仿佛是一場夢境,無止境的擴散,於混沌界海中,捕捉世界的波動,仿佛撒下一張網,去鎖定名為世界的魚群。
而後,九天十地的「廢料污水」——禁區至尊出動了,被排放出這一界,去精準的浸染、污濁,給諸天萬界的蒼生一點小小的九天式黑暗動亂震撼,是正餐前的甜點,宣告究極邪惡之邪主的到來!
讓諸天感受痛苦!
從而發自內心的嚮往光明,團結到一起,在九天十地的旗幟下,向黑暗與不祥吹響進攻的號角!
「無上的邪主!」
禁區的至尊中,有一位最懂事,第一個開口,精神狂熱,「您的光輝,必將輻射諸天萬界!」
「您的真名,必將成為無盡蒼生永恆的夢魘!」
古代至尊的人皮之下,是臥底進入了生命禁區的神皇,在此上演完美的配合,將帶領這群至尊走在讓魔祖、讓天庭諸強滿意的道路上!
「很好!」
邪主微笑,「希望有朝一日,能看到你們走到我的身邊。」
「四大尊位,為你們而設立!」
「恐虐!納垢!色孽!奸奇!」
「邪主」若古神在低語,震動至尊們的魂魄,讓他們的靈魂都在顫動,一時間失去了對外界的感知。

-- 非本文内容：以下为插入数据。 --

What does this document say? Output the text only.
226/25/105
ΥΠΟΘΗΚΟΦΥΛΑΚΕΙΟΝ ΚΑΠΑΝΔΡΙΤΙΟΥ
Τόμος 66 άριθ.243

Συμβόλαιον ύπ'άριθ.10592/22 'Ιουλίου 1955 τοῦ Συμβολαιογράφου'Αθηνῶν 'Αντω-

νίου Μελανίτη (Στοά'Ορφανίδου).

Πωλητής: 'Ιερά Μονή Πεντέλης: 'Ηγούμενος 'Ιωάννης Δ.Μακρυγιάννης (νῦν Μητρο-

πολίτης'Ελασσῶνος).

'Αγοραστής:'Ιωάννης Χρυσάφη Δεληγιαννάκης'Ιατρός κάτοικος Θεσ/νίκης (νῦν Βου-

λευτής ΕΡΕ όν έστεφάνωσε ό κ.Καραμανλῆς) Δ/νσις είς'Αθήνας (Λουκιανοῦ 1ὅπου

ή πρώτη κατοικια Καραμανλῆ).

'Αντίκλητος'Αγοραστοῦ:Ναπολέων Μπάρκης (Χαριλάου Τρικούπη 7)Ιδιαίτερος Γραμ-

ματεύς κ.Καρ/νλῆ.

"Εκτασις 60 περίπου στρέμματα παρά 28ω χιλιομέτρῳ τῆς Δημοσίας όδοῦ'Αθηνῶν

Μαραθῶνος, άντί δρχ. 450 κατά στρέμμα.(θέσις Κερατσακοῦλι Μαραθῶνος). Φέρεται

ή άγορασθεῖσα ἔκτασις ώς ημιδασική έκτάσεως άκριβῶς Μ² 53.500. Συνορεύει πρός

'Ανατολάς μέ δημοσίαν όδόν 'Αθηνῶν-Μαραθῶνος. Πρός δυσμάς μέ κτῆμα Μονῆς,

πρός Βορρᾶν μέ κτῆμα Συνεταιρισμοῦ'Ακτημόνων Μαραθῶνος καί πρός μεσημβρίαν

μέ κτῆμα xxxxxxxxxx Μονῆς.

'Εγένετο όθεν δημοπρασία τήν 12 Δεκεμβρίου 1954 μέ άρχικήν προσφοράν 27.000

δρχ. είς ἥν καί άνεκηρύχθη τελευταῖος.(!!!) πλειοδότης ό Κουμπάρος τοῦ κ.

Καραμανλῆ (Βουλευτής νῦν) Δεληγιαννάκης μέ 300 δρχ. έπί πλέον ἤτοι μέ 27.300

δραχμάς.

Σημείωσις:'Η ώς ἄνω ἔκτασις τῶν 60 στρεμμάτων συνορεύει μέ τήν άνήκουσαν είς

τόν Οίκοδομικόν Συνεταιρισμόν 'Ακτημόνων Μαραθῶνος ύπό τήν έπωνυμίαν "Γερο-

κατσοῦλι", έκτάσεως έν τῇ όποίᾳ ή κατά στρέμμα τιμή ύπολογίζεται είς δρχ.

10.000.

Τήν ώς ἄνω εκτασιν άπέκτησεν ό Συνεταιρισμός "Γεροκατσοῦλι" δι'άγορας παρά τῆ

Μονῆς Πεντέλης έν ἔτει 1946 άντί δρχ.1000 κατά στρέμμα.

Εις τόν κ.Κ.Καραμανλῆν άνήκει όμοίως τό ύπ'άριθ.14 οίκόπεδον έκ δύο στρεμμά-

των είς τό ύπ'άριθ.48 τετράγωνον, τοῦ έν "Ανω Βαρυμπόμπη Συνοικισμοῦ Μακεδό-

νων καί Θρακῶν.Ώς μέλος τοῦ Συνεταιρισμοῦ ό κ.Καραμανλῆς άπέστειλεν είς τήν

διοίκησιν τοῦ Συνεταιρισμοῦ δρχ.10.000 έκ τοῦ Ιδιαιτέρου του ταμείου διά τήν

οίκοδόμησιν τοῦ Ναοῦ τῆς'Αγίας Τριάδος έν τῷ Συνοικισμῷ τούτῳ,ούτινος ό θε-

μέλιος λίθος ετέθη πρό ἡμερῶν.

直到他們恢復過來,所看到的是一座朦朧神秘的門戶,矗立在混沌中。
諸天的征途,由此開啟!
「上路吧!」
「此為群星之門,通向我所開闢的征服之路!」
「去吧!」
「在諸天奏響吾之歌謠,傳誦吾的名!」
邪主伸手,緩緩推開了門戶。
……
「老頭子,我們的修為提升的速度好像更快了,或許要不了太久,我們就能進入星空,去尋找小凡了……」
地球上,葉凡的父母結束了一天的修行,眼中充滿了期盼。
「……不知道是不是錯覺,我感覺小凡回來了,仿佛他就在這裡,看著我們……」
他們絮絮叨叨的,像是要以此來緩解內心世界的寂寞與傷感。
而隱在暗中,葉凡和他的神我身都是沉默的,一次次欲語還休,想要站出來,在父母面前跪下,告訴他們如今自己的成就,讓他們感到驕傲。
但最終,葉凡克制了。
畢竟,伴隨著成就,有世間最大的罪孽,整個宇宙的人傑,誰不談「邪主」而變色?
那是恨不得寢其皮、吃其肉、飲其血的深仇大恨——太特麼糟踐人了!
人生的黑歷史,全因邪主而成……葉凡哪裡敢讓父母知道他這樣的「豐功偉績」?
除了擔心,什麼都做不了,還不如一無所知,心中懷著希望,遠離這個世界。
「差不多了……」
隔斷的時空中,葉凡輕語,對神我身說道,「該動身了。」
「所有曾經見過我、熟悉我的人,都被我影響了記憶,修改了認知中的我的形象。」
「所有的機關機構檔案,凡是有我的相片視頻的,也被盡皆改變。」
「哪怕這不過是偽裝,但面子上也過得去了……剩下的部分就是棋手的博弈。」
「想要冤枉我的,總能找到『證據』;想保護我的,哪怕是偽證也能當做真實的信息。」
「就剩下我們的父母……該帶他們離去了。」
「……」神我身沉默了半晌,默默點頭,表示自己知道。
「我已給予你全新的生命,不會被我所牽連。」葉凡輕聲道,「那樣即使我死去了,你也不會被影響,為我陪葬。」
「如果有一天,你感應到我敗亡了、戰死了,倒在血泊中,在混亂的殺局中悲涼的落幕……切記!不要為我報仇!」
「你改換容貌,變回我昔日的樣子,找到被安置好的父母,盡我所未能盡的那份孝,與父母平靜祥和的生活下去。」
「放下所有……不管是什麼陰謀,怎樣的仇恨……」
葉凡呢喃著,絮絮叨叨,給自己的神我身交代。
他像是有某種預感,自己的下場會很慘烈,故此在這裡若提前交代遺言般講述。
他的神我身眼眶微熱,雙眸通紅,深深的看著自己的本尊,最終狠狠的點了點頭。
「你記住了就好……就好……」
葉凡深呼吸,「去吧,帶走父母。」
「我來為你斷後!」
「想來,也到了攤牌的時候……」
他輕聲自語,「原始天帝找上了我,亮明了手牌……魔祖呢?」
「會叫的狗不咬人,咬人的狗卻不叫。」
「魔祖……我的那位好皇兄,他如果真如原始天帝所說的那樣,知道我的一切,他會放任我將自己的『軟肋』偷偷帶走嗎?」
「他……又究竟在圖謀什麼呢?」
葉凡笑了起來,「是友是敵,這一次……一探便知!」
他已做好生死大戰的準備!
一種決絕,一種悲壯,已然滿溢了他的心靈,要踏上十死無生的戰鬥!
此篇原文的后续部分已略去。